Just last week, I dropped my car off at the dealership to explore a “rattle” sound it was making. Turns it out, it was the latches on my removable hard top, first world problems for sure. Could you imagine having that conversation with your local covered wagon dealer 150 years ago? “Um, there seems to be some kind of vibration or rattle noise going on, can you guys look into it and see what might be causing it?” Everything! Literally every part of that wagon would rattle and creak … every day for six months! And you would have been okay with that because it would have drowned out the noise of people slowly dying in the back seat.

This car has cameras, satellite radio, heated and cooled seats, a touchscreen with a live-time map that continually updates my location in reference to my destination by communicating with, you guessed it, space. And they fixed the rattle. That’s amazing!

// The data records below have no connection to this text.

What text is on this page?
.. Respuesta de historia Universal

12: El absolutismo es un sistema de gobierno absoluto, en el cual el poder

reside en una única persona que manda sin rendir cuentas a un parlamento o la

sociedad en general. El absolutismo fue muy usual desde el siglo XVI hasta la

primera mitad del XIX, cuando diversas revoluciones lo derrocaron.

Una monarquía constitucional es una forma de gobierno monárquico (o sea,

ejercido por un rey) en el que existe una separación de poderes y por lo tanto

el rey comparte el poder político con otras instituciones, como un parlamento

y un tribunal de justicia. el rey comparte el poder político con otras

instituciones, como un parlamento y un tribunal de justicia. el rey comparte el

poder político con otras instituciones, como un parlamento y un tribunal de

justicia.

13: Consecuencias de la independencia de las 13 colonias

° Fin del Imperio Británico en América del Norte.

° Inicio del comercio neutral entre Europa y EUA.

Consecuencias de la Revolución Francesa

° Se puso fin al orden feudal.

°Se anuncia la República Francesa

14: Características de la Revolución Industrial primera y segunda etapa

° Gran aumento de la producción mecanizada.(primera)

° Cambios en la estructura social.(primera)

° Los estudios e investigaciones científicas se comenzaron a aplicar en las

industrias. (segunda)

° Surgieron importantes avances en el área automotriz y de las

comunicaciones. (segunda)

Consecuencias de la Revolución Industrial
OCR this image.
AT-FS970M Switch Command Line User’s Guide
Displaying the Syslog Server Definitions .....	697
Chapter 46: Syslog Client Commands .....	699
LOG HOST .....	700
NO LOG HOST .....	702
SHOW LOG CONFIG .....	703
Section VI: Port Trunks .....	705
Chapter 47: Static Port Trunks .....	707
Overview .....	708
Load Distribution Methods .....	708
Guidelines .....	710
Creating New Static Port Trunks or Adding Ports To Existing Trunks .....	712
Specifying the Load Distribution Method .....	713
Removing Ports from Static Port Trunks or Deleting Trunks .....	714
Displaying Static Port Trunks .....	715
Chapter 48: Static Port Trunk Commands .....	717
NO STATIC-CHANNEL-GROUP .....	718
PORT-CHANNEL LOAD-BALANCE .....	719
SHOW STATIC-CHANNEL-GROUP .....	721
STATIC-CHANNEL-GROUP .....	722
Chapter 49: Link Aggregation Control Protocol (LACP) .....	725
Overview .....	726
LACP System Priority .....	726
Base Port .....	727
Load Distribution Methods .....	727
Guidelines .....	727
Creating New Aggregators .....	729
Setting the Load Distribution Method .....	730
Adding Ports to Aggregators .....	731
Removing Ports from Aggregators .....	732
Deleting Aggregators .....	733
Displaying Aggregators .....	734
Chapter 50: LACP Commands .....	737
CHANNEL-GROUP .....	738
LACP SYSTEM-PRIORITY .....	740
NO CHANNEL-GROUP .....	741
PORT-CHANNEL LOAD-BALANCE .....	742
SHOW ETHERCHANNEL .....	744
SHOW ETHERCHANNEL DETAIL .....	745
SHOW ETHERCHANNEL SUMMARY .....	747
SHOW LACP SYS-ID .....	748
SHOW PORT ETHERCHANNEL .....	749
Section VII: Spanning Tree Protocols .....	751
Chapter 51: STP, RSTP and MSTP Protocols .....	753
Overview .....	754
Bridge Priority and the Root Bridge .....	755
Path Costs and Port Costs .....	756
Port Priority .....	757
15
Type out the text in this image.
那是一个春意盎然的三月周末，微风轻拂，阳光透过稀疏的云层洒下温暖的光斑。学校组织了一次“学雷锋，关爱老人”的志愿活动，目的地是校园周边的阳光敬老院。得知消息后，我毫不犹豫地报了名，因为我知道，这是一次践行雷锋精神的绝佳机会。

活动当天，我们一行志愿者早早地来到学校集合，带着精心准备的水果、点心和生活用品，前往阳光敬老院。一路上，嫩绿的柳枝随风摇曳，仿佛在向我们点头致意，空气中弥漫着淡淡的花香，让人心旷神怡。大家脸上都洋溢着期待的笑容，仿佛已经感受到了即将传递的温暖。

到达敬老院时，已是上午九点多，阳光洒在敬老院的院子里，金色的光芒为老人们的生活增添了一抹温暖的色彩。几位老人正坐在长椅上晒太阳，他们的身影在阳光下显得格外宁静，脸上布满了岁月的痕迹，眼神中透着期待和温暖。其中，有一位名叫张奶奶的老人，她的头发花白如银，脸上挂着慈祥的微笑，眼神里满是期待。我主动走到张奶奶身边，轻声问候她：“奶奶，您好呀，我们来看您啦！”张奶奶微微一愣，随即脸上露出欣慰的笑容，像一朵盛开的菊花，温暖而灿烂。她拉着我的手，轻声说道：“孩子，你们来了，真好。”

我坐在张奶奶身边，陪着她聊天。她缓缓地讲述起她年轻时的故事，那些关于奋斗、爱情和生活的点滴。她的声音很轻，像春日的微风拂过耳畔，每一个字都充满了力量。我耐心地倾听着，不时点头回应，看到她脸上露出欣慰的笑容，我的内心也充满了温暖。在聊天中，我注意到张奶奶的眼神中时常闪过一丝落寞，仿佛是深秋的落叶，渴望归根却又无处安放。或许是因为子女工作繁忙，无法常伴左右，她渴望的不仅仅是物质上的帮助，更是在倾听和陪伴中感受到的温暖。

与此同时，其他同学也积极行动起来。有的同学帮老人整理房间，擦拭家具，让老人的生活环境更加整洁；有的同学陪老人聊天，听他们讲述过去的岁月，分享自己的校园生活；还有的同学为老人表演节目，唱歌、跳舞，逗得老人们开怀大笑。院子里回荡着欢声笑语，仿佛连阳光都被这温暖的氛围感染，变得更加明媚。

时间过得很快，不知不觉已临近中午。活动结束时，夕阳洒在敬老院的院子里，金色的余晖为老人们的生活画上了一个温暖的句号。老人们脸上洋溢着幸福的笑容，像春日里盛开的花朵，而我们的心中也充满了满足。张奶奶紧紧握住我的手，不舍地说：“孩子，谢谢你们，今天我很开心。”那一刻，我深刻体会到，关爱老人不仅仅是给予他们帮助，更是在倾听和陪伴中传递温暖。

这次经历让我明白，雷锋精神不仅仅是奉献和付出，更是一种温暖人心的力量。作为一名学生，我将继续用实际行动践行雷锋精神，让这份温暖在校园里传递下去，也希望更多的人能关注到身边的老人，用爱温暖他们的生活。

Here is the real irony, people go to their local greasy spoon diner and call their burger amazing and yet sit there and complain about every other aspect of their life. The burger is a part of a dead cow with some wilted lettuce; it might be tasty, but it is not amazing. Being able to have an entire library at your fingertips without leaving your couch, that’s amazing. Having access to medical care that can replace your heart and keep you alive after your original one stopped beating, that’s amazing. Being able to see your friends and family who live thousands of miles away and have a real-time “face to face” conversation with them over a screen while still social distancing, that’s amazing.

Don’t get amazing confused. Yes, you have challenges and difficulties in your life. Yes, you face hardships. Yes, you have setbacks. But do not let any of those things allow the amazing to become mundane. Your life is amazing, you just need to pause and reflect on it sometimes.